Project Report No. 424

Potential use of combinable crop biomass as fuel for small heating boilers


Richard Harvey1, Richard Cave1, Heikki Oravainew2 and Nigel Mortimer3

1Rural Energy Trust LTd, Green Lane, Owston, Oakham, Rutland LE15 8DH
2Technical Research Centre of Finland (VTT) Jyvaskyla Science Park, PO Box 27, FIN-40101, Jyvaskyla
3North Energy Associates LTd, Old Queen's Head Yard, 7B Oldgate, Morpeth, Northumberland



This report presents the findings of a research project to investigate the potential of certain combinable crop products as biomass fuels for heat generation in small scale heating systems. Initially, a review of boiler technology and existing expertise was conducted. The five fuels studied were: oats, wheat, wheat with a limestone additive, straw pellets and oilseed rape. Wood pellets were included as a reference fuel, since wood is the most widely used form of biomass fuel for heating.

Tests were conducted in two stoker burner boilers at a test facility using a heat meter, flue gas analyser and photographic equipment with reference to existing British Standards for solid fuel boilers rated up to 300kW. Relative efficiency calculations, flue gas emissions, operational and observational data were collected for each fuel during combustion periods ranging from 4 – 48 hours. Observations were made on ten small biomass heating systems during studies in Sweden Denmark, Finland, Luxembourg and Germany.

The results demonstrated that oats and wheat are viable fuels for small scale biomass boilers but only when automatic and/or manual intervention is available to remove ash and clinker build up. Combustion efficiencies for oats and wheat were comparable with those achieved when burning wood pellets and the addition of limestone to wheat appeared to improve combustion efficiency further. Carbon monoxide emissions from the combustion of oats and wheat were below the British Standard limits for solid fuel boilers. Emissions of NOx were above the Austrian limits for solid fuel boilers but currently no equivalent standard limits exist in Britain. Few existing small biomass heating systems were found to be suitable for burning grain fuels and no systems were as efficient when burning grain as they were when burning wood fuel. A few manufacturers have developed heating systems to reduce combustion and ash removal difficulties.
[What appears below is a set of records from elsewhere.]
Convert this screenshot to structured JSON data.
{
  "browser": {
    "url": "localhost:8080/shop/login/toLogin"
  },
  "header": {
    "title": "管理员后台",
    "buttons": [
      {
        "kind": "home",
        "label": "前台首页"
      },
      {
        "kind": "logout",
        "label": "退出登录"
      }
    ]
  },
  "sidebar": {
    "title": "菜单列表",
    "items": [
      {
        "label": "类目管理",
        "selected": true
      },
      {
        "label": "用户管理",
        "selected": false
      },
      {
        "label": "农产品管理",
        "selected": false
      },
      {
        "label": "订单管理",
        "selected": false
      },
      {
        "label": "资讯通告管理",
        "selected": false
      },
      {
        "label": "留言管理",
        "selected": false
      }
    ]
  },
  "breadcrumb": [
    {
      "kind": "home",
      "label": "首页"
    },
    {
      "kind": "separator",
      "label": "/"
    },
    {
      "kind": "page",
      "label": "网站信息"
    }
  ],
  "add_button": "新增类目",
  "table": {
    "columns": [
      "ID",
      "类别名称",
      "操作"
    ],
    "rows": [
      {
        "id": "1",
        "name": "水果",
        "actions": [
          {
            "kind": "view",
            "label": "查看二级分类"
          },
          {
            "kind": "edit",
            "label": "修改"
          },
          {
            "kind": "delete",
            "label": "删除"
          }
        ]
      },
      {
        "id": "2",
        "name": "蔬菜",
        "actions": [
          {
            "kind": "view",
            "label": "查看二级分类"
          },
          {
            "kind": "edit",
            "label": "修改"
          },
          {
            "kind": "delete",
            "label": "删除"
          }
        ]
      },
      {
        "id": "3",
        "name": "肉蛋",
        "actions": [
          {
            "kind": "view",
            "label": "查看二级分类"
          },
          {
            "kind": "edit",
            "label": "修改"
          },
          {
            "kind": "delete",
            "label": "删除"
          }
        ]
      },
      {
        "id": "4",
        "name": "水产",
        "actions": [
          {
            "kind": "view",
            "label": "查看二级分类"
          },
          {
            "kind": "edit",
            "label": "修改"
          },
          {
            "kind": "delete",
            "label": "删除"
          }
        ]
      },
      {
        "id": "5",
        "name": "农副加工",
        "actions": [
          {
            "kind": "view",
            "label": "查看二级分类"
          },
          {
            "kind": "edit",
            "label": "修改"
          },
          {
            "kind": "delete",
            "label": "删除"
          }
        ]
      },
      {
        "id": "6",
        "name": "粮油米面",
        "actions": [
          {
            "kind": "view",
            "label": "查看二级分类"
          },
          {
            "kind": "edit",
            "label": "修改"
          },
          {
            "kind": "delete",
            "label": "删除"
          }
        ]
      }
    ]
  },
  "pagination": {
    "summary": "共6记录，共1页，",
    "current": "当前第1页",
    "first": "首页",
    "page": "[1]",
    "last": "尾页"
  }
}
Data from the experimental work were used to produce an economic evaluation for oats and wheat as a biomass fuel. It was found that grain was cost effective fuel when it was priced at £60, but at a price of £130/tonne it is unlikely to be cost effective. Industrial crop production of grain on set aside land is now not considered to be an option. The experimental data were also used in a life cycle analysis to compare energy consumption and greenhouse gas emissions from cereals with other forms of heating fuel. Using oats and wheat grain for heating achieves substantial reductions in primary energy consumption and total green house gas emissions compared with heating based on conventional fossil fuels or electricity.